Limited in outrage options, fans expressed solidarity with Hannity by going bananas on their small appliances. They recorded and shared videos in which they beat the living daylights out of their coffee makers. They bravely risked days of caffeine withdrawal to make a point that, in the end, amounted to comedy gold.

“Just so everyone knows, us deplorables are committed,” said one gruff fellow, putting down his phone and picking up a sledgehammer as his unsuspecting coffee maker sat in the driveway. “This is what I think of you, Keurig.”

And with that, he smashed the machine to smithereens, strewing bits of plastic and metal around his property. Another man killed his Keurig with a golf driver. Another guy murdered his Keurig by throwing it off a balcony.

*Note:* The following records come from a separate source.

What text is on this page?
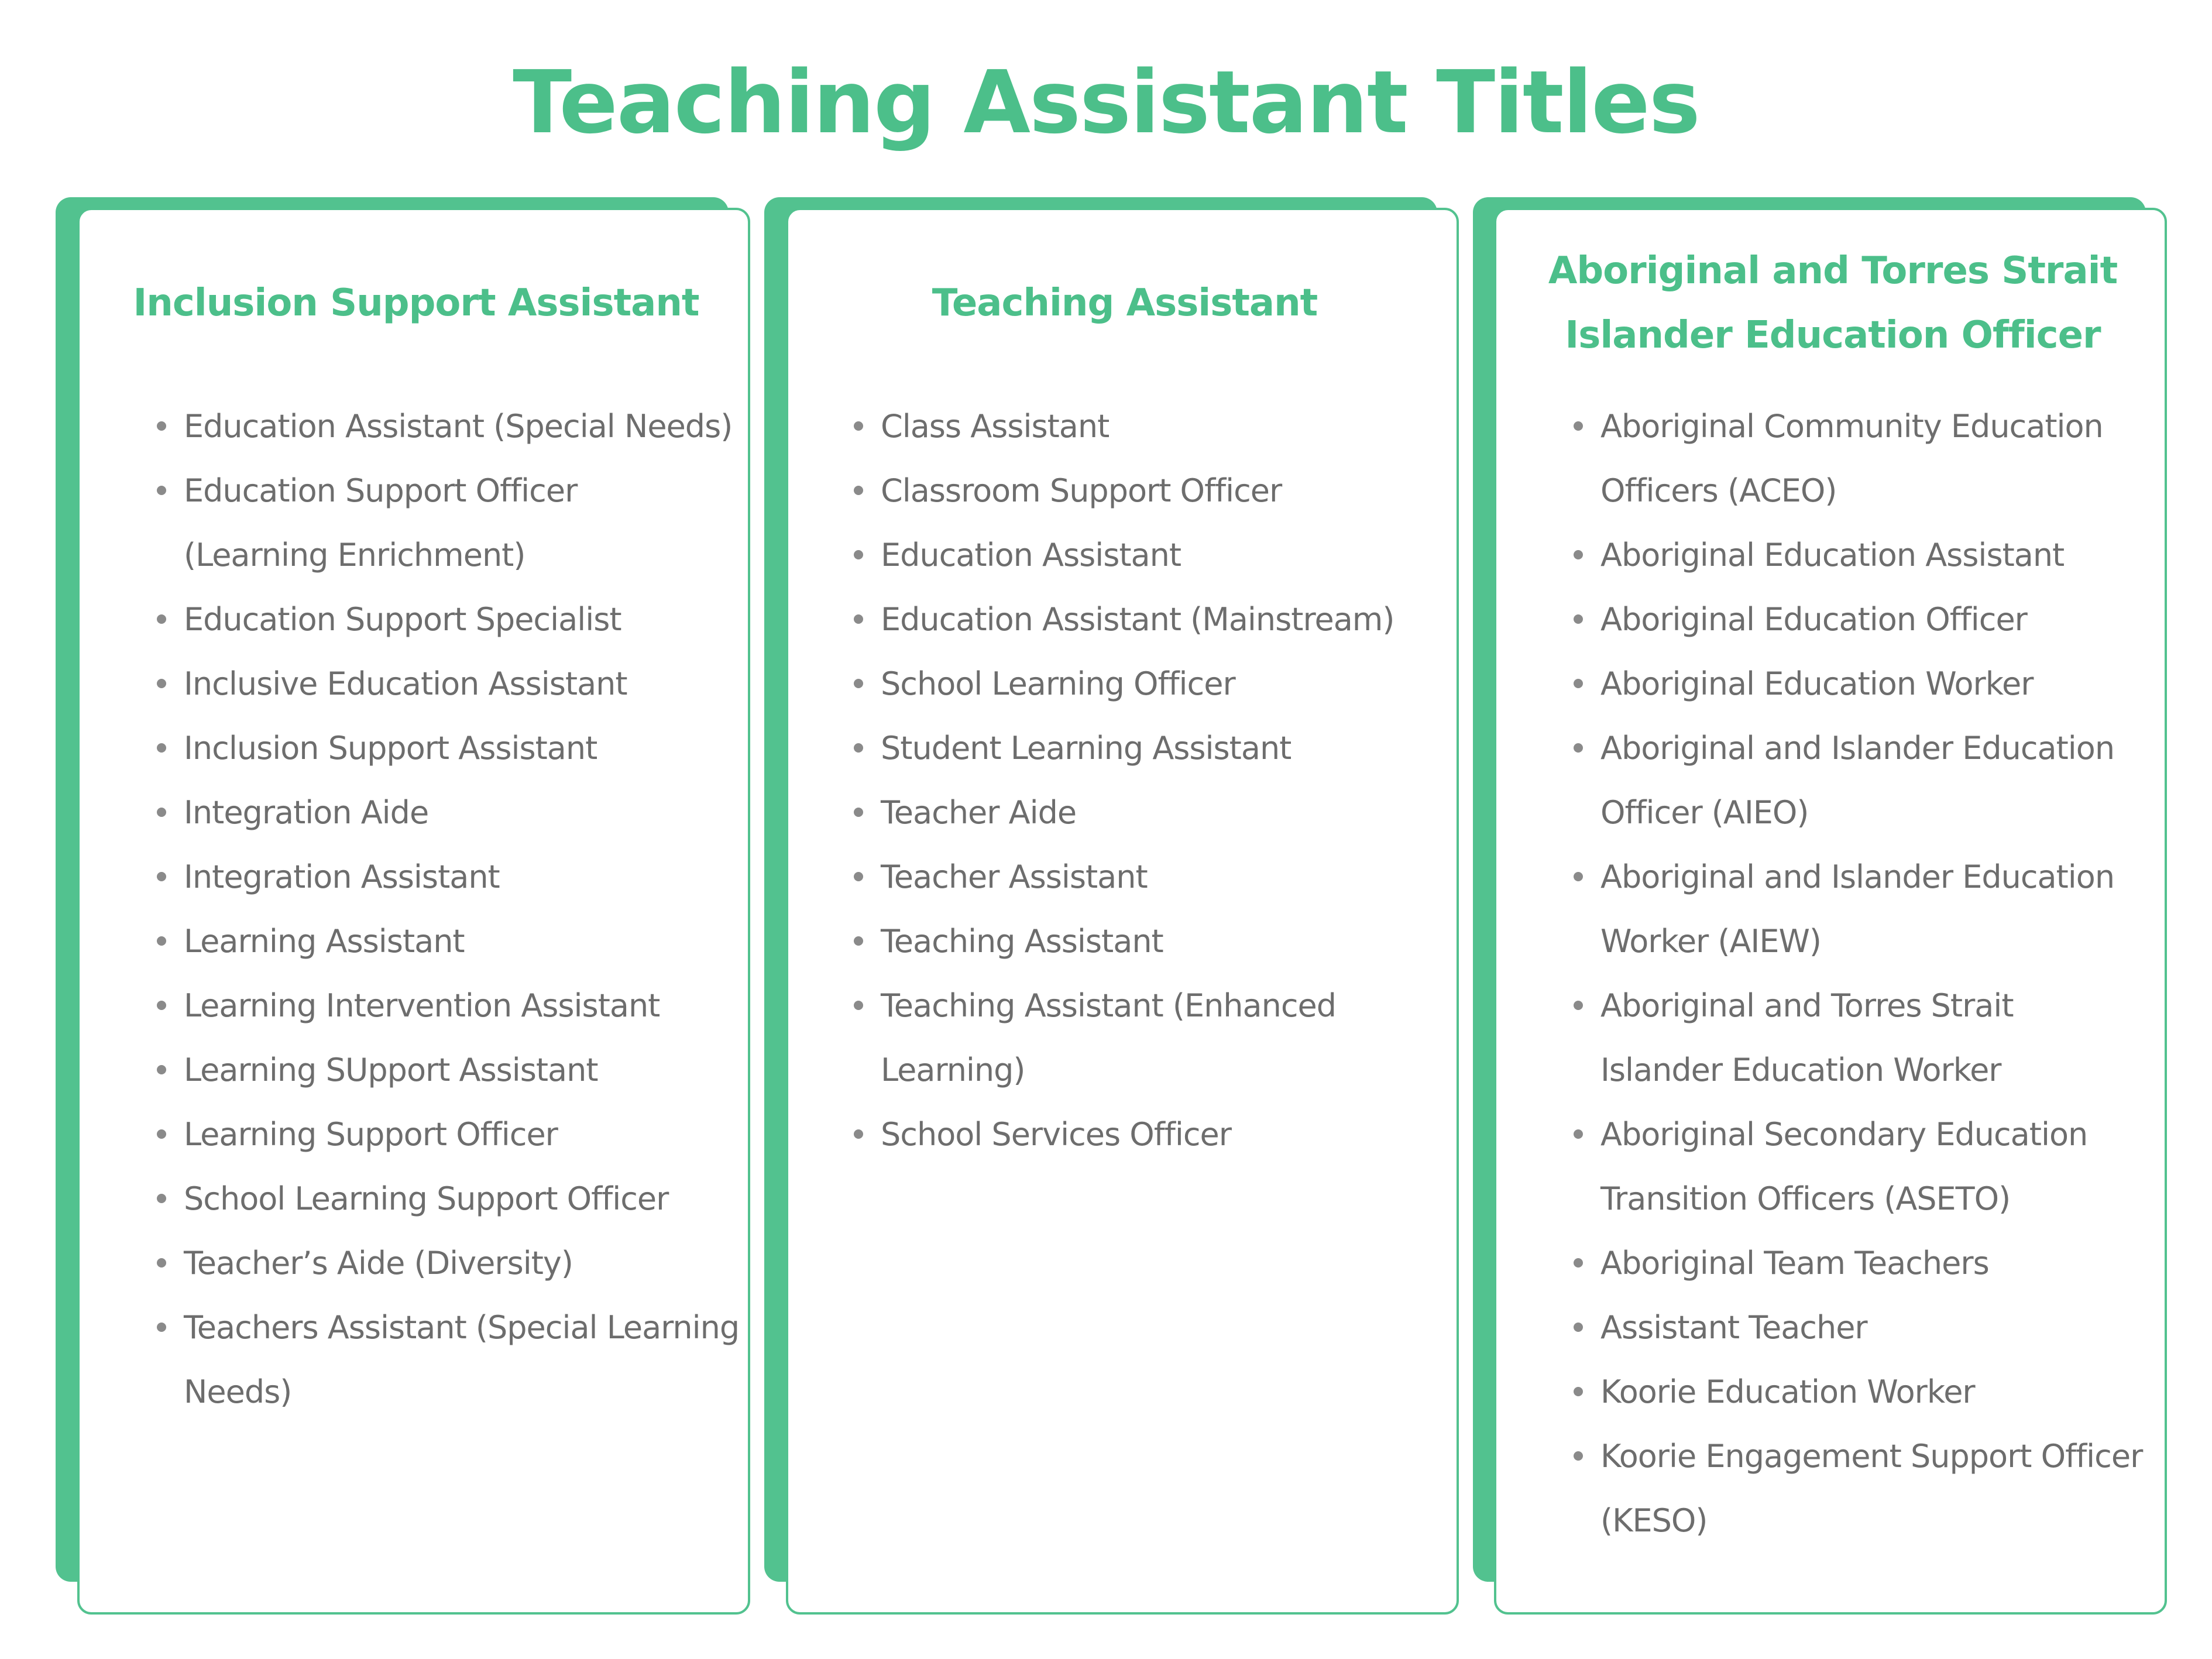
Teaching Assistant Titles
Inclusion Support Assistant
Education Assistant (Special Needs)
Education Support Officer
(Learning Enrichment)
Education Support Specialist
Inclusive Education Assistant
Inclusion Support Assistant
Integration Aide
Integration Assistant
Learning Assistant
Learning Intervention Assistant
Learning SUpport Assistant
Learning Support Officer
School Learning Support Officer
Teacher’s Aide (Diversity)
Teachers Assistant (Special Learning
Needs)
Teaching Assistant
Class Assistant
Classroom Support Officer
Education Assistant
Education Assistant (Mainstream)
School Learning Officer
Student Learning Assistant
Teacher Aide
Teacher Assistant
Teaching Assistant
Teaching Assistant (Enhanced
Learning)
School Services Officer
Aboriginal and Torres Strait
Islander Education Officer
Aboriginal Community Education
Officers (ACEO)
Aboriginal Education Assistant
Aboriginal Education Officer
Aboriginal Education Worker
Aboriginal and Islander Education
Officer (AIEO)
Aboriginal and Islander Education
Worker (AIEW)
Aboriginal and Torres Strait
Islander Education Worker
Aboriginal Secondary Education
Transition Officers (ASETO)
Aboriginal Team Teachers
Assistant Teacher
Koorie Education Worker
Koorie Engagement Support Officer
(KESO)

If these single-pod brewers had artificial intelligence, hundreds of them would have spent the weekend wondering why a bunch of crazy humans were destroying them after already paying for them.

This was like protesting the high cost of gas by driving your car off a cliff.

And it’s not the first time a conservative protest has made zero sense.

Remember when Donald Trump supporters went after Starbucks by … buying more Starbucks? Or when they attacked Star Wars and inadvertently helped it gross over a billion dollars?

These chuckleheads keep targeting companies, products and cultural creations - Twitter, Amazon, Saturday Night Live, Budweiser (or as they spelled it, “Budwiser”), Hamilton, Froot Loops, Macy’s, eBay, Hawaii, CNN, Skittles, Dell, Pepsi, Oreos, Netflix, Spotify, Microsoft, Yelp, PayPal, Reddit - and then seem stunned when their boycott has the opposite effect due to what we might call a positive association with the negative blowback:

“Wait, Trump fans hate Ford? Honey, guess we’re getting a Taurus.”

This boomerang effect is now so great that Hannity fans have somehow managed to elevate Keurig in the eyes of liberal consumers who previously led the boycott calls over environmental concerns. Now, forget it: the tree-huggers are going to give a Keurig to everyone they know this Christmas.

In the long run, a boycott only works if you’re on the right side of history.

And if you’re a fan of Sean Hannity, that’s not the side you’re on. So there’s no point in destroying your own property.

You’ve already destroyed your own credibility.